Deep neural networks have received widespread attention due to their simplicity and flexibility in the fields of engineering and scientific calculation. In this work, we probe into solving a class of elliptic Partial Differential Equations (PDEs) with multiple scales by means of Fourier-based mixed physics informed neural networks(dubbed FMPINN), the solver of FMPINN is configured as a multi-scale deep neural networks. Unlike the classical PINN method, a dual (flux) variable about the rough coefficient of PDEs is introduced to avoid the ill-condition of neural tangent kernel matrix that resulted from the oscillating coefficient of multi-scale PDEs. Therefore, apart from the physical conservation laws, the discrepancy between the auxiliary variables and the gradients of multi-scale coefficients is incorporated into the cost function, then obtaining a satisfactory solution of PDEs by minimizing the defined loss through some optimization methods. Additionally, a trigonometric activation function is introduced for FMPINN, which is suited for representing the derivatives of complex target functions. Handling the input data by Fourier feature mapping, it will effectively improve the capacity of deep neural networks to solve high-frequency problems. Finally, by introducing several numerical examples of multi-scale problems in various dimensional Euclidean spaces, we validate the efficiency and robustness of the proposed FMPINN algorithm in both low-frequency and high-frequency oscillation cases.

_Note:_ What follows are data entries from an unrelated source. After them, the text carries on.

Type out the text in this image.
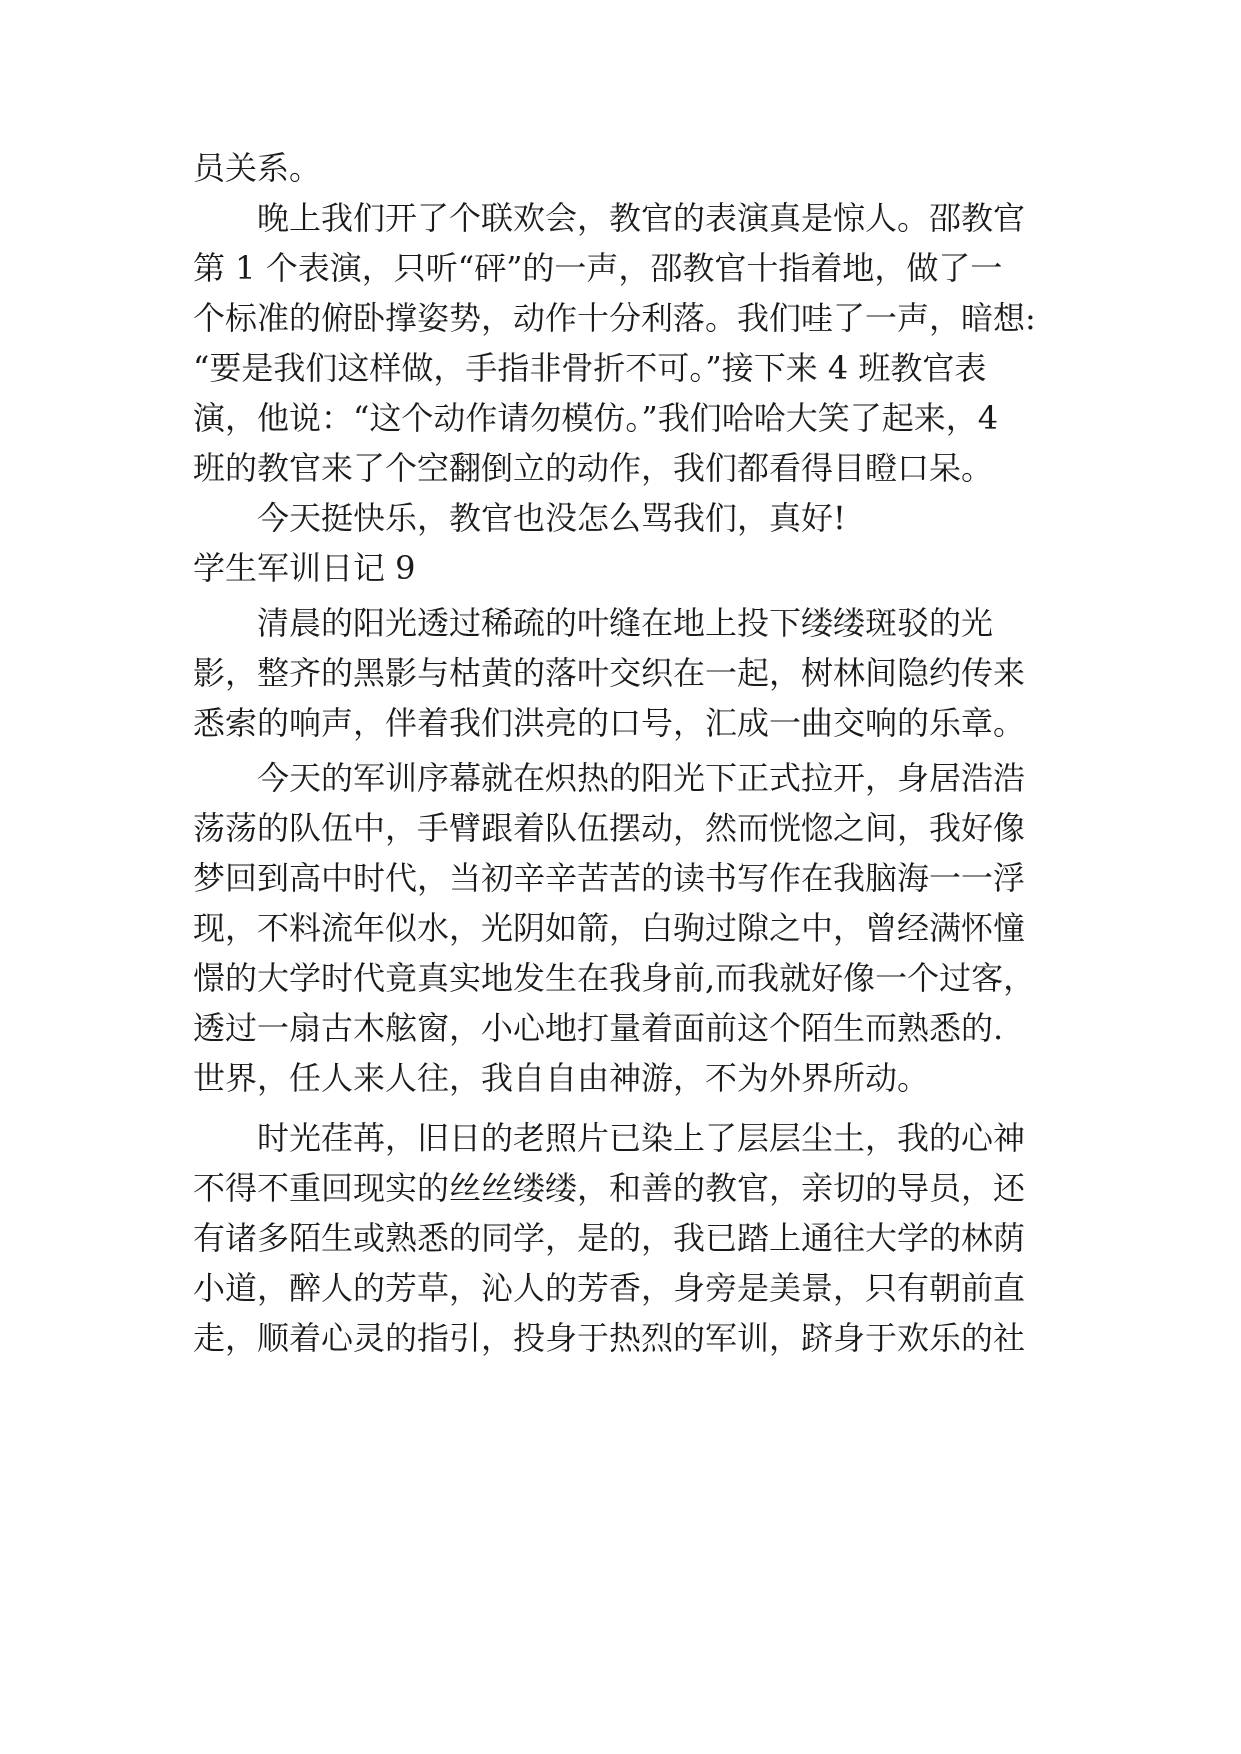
员关系。
晚上我们开了个联欢会，教官的表演真是惊人。邵教官
第 1 个表演，只听“砰”的一声，邵教官十指着地，做了一
个标准的俯卧撑姿势，动作十分利落。我们哇了一声，暗想:
“要是我们这样做，手指非骨折不可。”接下来 4 班教官表
演，他说：“这个动作请勿模仿。”我们哈哈大笑了起来，4
班的教官来了个空翻倒立的动作，我们都看得目瞪口呆。
今天挺快乐，教官也没怎么骂我们，真好!
学生军训日记 9
清晨的阳光透过稀疏的叶缝在地上投下缕缕斑驳的光
影，整齐的黑影与枯黄的落叶交织在一起，树林间隐约传来
悉索的响声，伴着我们洪亮的口号，汇成一曲交响的乐章。
今天的军训序幕就在炽热的阳光下正式拉开，身居浩浩
荡荡的队伍中，手臂跟着队伍摆动，然而恍惚之间，我好像
梦回到高中时代，当初辛辛苦苦的读书写作在我脑海一一浮
现，不料流年似水，光阴如箭，白驹过隙之中，曾经满怀憧
憬的大学时代竟真实地发生在我身前,而我就好像一个过客，
透过一扇古木舷窗，小心地打量着面前这个陌生而熟悉的.
世界，任人来人往，我自自由神游，不为外界所动。
时光荏苒，旧日的老照片已染上了层层尘土，我的心神
不得不重回现实的丝丝缕缕，和善的教官，亲切的导员，还
有诸多陌生或熟悉的同学，是的，我已踏上通往大学的林荫
小道，醉人的芳草，沁人的芳香，身旁是美景，只有朝前直
走，顺着心灵的指引，投身于热烈的军训，跻身于欢乐的社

翻译：深度神经网络因其在工程与科学计算领域的简洁性和灵活性而受到广泛关注。本文研究了利用基于傅里叶的混合物理信息神经网络（简称FMPINN）求解一类具有多尺度的椭圆型偏微分方程（PDEs），FMPINN求解器被配置为多尺度深度神经网络。与经典PINN方法不同，我们引入了一个关于PDE粗糙系数的对偶（通量）变量，以避免由多尺度PDE振荡系数导致的神经正切核矩阵病态问题。因此，除了物理守恒定律之外，辅助变量与多尺度系数梯度之间的差异被纳入代价函数中，进而通过某些优化方法最小化所定义的损失函数，获得PDE的满意解。此外，FMPINN引入了一种适合表示复杂目标函数导数的三角激活函数。通过傅里叶特征映射处理输入数据，将有效提升深度神经网络求解高频问题的能力。最后，通过引入多个不同维度欧氏空间中多尺度问题的数值算例，我们验证了所提出的FMPINN算法在低频和高频振荡情形下的高效性和鲁棒性。